The Deputy Minister of Education, Dr Clement Abas Apaak, has urged African leaders to discard the long-standing perception that Technical and Vocational Education and Training (TVET) is a pathway reserved for students with weak academic abilities.
He said rather TVET must be embraced as a first-choice option if the continent was to build a skilled workforce capable of driving socio-economic transformation.
Dr Apaak made the call at the Africa Skills for Jobs Policy Academy currently underway in Nairobi, Kenya.
The four-day programme, which opened on Tuesday, brought together policymakers, experts and private sector players to deliberate on reforms to strengthen TVET across Sub-Saharan Africa.
Being organised by the World Bank, in partnership with the Government of Kenya and the Inter-University Council for East Africa, programme aims at addressing youth unemployment by aligning training programmes with labour market needs and promoting upskilling in priority sectors.
“There is this tendency to believe that it is students who are less competent academically who are to take up technical and vocational education and training. We have a concerted plan of action to change this mindset. Vocational and technical education cannot be a second option. It must be a first option,” he stated.

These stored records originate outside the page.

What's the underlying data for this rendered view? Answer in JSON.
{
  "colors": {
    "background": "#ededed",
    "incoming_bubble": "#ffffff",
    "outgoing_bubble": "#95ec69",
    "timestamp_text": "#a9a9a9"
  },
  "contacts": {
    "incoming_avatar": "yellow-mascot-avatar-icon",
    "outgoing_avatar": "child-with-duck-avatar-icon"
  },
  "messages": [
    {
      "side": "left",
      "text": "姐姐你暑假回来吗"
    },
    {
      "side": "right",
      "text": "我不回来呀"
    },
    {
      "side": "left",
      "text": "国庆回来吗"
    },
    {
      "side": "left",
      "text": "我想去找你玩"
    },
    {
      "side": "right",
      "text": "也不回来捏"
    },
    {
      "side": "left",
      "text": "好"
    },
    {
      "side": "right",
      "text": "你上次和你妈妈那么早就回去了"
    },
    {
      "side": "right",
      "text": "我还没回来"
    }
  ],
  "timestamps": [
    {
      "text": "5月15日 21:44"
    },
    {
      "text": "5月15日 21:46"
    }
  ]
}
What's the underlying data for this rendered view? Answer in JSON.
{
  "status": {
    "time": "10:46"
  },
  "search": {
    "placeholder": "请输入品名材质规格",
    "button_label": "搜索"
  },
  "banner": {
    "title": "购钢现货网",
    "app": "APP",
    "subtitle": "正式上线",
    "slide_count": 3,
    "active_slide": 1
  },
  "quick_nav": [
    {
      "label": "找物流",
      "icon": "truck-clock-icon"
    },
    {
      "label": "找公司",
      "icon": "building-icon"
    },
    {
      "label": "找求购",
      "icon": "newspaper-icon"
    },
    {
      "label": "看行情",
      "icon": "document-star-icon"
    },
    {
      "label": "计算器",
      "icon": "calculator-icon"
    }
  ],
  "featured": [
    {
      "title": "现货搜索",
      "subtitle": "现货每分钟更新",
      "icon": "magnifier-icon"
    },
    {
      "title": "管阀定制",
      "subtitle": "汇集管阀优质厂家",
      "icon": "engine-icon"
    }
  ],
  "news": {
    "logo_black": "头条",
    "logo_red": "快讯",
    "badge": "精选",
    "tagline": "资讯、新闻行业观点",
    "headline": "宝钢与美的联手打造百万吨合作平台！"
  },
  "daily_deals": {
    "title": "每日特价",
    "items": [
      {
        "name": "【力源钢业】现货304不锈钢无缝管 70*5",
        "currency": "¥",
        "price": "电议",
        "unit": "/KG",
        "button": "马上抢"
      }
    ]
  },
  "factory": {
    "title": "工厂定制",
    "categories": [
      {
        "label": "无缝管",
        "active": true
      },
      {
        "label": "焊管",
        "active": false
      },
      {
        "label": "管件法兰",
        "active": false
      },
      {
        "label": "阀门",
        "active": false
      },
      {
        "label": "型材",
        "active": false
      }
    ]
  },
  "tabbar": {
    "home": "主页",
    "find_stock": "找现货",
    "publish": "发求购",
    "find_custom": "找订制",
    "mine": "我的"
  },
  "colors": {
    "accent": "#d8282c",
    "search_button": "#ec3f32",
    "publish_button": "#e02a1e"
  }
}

Dr Apaak explained that the government was deliberately expanding access to technical institutions across the country.
Out of about 900 second-cycle schools in Ghana, he said, fewer than 300 were technical and vocational institutions, a situation the government was determined to improve.
He also pointed to the introduction of the National Apprenticeship Programme as part of measures to support young people outside the formal school system.
The initiative, he said, was designed to cater for about 1.5 million Ghanaian youth who were neither in school nor in training, stressing that “This programme is to put them through competency-based training, certify them, and deploy them into the labour market.”
The Deputy Minister emphasised that repositioning TVET and scaling up opportunities would not only reduce unemployment but also help Africa achieve sustainable development.
He noted that his outfit was implementing a comprehensive skills development framework, which earmarks significant investment for modernising technical institutions, upgrading equipment and retraining instructors.
These reforms, he said, were aimed at aligning training with emerging labour market demands, particularly in technology, green energy and industrial processing.